Se estima que el 2.6% de la población de los Estados Unidos de América, presenta insuficiencia cardiaca, apareciendo cada año 400.000 nuevos casos. Según los datos obtenidos por el estudio Framingham, la incidencia de insuficiencia cardiaca esta en relación con los grupos de edad y el sexo. Es mas frecuente en varones  y aumenta con la edad. Entre los 55 y 64 años de edad, 5 varones y 3 mujeres /1000 habitantes/año presentan insuficiencia cardiaca, siendo en las edades comprendidas entre los 75-84 años de 19 y 14 /1000 habitantes/año en varones y mujeres respectivamente.  La tasa de hospitalización por insuficiencia cardiaca ha aumentado un 47% desde 1980 a 1993 y fue la patología responsable  del 5% de los ingresos hospitalarios en la población mayor de 65 años. La hipertensión arterial es el factor de riesgo que se asocia a más casos de insuficiencia cardiaca (39% en varones y 59% en mujeres), seguido de la cardiopatía isquémica y la diabetes.
 Las cifras anteriores ponen en evidencia el gran impacto social de la MSC y la insuficiencia cardiacas en términos de mortalidad/ morbilidad y hospitalización y la necesidad de prevenir los factores de riesgo de la enfermedad coronaria como causa principal de la misma.

Bibliografía:

 J. Marrugat, R Elosúa y M. Gil.  Epidemiología de las enfermedades cardiovasculares.
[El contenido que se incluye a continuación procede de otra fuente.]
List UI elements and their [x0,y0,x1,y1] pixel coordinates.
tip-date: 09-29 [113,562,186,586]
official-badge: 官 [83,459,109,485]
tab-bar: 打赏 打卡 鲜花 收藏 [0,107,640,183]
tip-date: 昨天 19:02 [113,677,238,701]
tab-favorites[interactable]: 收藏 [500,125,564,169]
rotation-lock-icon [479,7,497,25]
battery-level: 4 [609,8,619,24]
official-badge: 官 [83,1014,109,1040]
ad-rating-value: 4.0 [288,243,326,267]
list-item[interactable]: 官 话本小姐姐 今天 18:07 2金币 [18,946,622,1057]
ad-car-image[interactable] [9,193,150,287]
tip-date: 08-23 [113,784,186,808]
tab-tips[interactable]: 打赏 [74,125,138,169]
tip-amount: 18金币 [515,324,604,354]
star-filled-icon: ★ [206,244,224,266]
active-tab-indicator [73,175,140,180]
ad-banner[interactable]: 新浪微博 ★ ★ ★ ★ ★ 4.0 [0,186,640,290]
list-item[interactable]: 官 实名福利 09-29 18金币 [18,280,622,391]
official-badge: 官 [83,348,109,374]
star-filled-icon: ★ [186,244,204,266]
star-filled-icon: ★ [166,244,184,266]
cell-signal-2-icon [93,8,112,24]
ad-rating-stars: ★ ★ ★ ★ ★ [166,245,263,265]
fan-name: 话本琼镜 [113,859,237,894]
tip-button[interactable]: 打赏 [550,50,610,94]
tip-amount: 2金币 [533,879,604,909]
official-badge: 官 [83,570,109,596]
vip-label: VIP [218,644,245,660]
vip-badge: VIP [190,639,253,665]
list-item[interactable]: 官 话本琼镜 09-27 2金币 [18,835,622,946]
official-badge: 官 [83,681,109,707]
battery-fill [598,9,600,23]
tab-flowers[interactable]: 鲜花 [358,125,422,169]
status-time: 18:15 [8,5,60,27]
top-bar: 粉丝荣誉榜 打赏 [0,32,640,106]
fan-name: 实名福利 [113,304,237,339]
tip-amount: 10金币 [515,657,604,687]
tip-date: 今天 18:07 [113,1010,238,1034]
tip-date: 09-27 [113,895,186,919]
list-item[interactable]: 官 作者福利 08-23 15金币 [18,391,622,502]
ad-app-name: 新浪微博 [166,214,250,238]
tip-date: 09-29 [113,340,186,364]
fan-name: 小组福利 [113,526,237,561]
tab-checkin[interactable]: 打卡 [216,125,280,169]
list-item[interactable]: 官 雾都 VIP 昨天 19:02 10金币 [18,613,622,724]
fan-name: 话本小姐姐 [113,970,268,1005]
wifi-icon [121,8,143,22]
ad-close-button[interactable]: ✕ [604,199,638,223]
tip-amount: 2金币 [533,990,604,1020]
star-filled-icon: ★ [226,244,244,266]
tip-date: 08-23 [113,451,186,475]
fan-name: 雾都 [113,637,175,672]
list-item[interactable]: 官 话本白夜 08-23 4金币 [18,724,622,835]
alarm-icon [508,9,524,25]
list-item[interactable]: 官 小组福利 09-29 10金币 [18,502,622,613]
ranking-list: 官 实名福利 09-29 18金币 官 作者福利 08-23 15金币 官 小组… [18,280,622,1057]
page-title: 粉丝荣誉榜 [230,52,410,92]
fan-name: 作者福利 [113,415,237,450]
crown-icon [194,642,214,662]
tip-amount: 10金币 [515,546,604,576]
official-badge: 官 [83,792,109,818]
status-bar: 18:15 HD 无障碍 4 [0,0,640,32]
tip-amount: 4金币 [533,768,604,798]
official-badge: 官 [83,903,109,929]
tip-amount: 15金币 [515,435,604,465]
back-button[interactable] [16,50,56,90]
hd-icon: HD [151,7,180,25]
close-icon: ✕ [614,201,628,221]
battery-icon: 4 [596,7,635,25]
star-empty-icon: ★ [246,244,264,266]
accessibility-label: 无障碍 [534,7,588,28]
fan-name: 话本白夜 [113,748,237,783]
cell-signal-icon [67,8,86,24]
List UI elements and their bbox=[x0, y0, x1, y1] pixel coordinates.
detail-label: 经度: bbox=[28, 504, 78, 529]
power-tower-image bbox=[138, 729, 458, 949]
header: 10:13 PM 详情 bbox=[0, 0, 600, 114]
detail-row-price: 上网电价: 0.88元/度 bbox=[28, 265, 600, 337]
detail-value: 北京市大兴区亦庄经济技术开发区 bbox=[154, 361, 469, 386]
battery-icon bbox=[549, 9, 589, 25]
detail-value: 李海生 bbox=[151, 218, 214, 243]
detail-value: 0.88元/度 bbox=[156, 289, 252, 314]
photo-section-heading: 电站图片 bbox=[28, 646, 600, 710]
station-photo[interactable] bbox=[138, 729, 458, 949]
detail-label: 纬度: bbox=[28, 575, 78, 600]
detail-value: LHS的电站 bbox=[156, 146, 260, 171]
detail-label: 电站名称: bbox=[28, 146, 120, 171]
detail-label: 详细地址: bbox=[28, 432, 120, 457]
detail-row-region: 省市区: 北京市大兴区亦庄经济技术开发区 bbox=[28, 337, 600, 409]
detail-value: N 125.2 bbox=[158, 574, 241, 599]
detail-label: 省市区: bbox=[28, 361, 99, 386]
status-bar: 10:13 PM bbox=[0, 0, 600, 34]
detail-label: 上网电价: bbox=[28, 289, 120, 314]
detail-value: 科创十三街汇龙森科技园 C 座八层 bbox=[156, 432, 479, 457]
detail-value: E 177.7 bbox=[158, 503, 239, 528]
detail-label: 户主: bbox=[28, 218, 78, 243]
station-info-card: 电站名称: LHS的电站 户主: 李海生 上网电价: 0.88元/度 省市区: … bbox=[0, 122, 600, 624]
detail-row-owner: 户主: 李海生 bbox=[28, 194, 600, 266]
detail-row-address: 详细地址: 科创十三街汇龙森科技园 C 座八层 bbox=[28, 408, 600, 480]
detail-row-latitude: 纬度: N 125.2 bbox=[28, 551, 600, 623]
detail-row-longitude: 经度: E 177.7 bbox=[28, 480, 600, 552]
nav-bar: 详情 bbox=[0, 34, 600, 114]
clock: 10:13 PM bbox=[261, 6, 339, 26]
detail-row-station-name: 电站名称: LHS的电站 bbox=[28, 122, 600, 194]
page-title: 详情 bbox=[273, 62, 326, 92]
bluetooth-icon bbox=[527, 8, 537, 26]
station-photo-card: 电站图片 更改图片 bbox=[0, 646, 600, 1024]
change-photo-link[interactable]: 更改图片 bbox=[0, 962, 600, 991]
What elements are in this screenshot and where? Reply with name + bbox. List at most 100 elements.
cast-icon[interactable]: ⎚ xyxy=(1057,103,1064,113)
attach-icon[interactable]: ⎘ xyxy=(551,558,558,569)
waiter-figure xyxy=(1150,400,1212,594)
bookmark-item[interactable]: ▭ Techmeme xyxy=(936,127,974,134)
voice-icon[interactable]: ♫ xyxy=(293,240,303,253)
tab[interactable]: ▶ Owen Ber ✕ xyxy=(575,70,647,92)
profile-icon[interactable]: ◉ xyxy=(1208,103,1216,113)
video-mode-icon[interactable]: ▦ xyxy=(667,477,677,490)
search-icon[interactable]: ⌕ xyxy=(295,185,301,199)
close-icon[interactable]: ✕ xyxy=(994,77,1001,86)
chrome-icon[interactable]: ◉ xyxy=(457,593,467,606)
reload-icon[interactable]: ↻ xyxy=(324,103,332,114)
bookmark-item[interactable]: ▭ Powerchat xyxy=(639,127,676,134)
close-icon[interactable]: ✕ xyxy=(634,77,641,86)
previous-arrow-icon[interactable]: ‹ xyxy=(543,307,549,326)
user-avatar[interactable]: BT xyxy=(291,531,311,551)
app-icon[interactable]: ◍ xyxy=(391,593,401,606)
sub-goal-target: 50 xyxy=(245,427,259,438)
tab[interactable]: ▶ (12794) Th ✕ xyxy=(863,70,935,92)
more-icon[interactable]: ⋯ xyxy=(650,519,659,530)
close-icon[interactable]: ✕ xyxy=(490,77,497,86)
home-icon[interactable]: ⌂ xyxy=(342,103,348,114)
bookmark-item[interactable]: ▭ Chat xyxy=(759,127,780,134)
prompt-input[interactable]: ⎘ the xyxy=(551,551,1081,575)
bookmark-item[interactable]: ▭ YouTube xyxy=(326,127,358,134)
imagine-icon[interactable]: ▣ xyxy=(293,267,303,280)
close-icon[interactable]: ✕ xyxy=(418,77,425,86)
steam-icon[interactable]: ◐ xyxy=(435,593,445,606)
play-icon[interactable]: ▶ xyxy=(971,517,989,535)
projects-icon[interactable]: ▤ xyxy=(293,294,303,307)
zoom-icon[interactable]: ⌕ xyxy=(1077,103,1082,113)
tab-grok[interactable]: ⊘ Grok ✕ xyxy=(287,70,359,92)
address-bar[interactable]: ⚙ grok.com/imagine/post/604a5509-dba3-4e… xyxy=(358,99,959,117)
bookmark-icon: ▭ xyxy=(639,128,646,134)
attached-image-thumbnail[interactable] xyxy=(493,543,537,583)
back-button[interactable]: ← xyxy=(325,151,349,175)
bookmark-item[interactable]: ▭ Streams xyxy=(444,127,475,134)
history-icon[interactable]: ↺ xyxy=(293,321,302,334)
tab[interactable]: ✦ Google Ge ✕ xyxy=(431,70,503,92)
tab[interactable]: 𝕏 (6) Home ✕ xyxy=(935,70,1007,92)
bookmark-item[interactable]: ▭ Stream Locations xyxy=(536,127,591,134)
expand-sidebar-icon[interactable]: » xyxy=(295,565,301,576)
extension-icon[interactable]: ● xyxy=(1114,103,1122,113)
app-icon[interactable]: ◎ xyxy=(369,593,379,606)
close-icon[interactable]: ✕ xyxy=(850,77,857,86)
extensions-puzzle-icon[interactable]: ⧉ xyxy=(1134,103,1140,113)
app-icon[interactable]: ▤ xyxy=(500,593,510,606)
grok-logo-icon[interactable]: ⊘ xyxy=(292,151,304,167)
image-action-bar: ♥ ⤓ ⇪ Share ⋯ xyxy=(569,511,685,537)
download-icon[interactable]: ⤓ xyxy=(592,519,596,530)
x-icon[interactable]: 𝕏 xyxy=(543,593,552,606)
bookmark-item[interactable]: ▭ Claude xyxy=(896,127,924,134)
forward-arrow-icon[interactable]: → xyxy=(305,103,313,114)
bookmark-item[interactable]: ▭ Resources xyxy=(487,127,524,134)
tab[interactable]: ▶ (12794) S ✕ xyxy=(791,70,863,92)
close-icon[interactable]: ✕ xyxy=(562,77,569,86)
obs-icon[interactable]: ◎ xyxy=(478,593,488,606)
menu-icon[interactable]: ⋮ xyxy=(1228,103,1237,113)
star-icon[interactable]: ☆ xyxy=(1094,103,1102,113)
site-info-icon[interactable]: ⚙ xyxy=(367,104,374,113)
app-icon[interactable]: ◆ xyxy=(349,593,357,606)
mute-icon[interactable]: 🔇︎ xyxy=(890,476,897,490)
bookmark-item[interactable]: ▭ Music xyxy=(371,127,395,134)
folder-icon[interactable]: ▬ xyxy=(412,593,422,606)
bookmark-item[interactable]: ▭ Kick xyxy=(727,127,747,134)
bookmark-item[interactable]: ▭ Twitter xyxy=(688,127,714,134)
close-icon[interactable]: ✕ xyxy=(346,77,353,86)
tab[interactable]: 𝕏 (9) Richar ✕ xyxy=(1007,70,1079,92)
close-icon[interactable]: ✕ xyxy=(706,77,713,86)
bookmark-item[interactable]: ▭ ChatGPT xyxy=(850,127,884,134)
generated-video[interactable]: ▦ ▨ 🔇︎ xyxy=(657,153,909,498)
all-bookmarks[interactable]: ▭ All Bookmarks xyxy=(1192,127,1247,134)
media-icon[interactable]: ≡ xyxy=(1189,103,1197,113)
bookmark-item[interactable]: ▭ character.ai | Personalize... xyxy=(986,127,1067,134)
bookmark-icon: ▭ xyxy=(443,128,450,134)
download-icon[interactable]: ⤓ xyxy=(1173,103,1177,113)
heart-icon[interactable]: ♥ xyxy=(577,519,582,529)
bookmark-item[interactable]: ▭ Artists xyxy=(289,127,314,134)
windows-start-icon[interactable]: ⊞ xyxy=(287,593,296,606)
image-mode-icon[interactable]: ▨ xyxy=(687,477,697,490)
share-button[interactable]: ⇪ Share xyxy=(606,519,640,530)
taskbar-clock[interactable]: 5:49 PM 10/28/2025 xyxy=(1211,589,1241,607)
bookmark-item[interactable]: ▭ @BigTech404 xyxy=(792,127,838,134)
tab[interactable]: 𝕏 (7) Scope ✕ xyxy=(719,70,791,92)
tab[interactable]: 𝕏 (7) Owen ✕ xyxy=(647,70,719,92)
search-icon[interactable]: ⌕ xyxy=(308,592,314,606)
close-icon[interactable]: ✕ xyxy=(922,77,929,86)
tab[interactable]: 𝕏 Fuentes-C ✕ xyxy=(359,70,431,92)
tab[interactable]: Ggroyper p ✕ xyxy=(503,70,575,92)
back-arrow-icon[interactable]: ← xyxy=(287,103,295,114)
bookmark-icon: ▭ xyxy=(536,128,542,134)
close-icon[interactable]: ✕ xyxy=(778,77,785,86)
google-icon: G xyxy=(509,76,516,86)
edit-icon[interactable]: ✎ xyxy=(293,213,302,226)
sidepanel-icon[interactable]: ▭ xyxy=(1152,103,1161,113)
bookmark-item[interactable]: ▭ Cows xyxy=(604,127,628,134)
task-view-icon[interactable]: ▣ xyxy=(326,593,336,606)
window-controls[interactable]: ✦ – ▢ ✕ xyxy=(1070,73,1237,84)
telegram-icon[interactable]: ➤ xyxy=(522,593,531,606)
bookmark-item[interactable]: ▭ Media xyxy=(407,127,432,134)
En Bayes de Luna  A, López-Sendón J, Attie F, Alegría Ezquerra E (eds): Cardiología Clínica. Masson, 2003, pp 45-60
Marrugat J. et al.  Epidemiología de las enfermedades cardiovasculares en la mujer. Rev Esp Cardiol 2006; 50 (3):264-74
Concepción Cruz Rojo. Epidemiología de las enfermedades cardiovasculares. Departamento de Ciencias Socio-Sanitarias. Univ. Sevilla.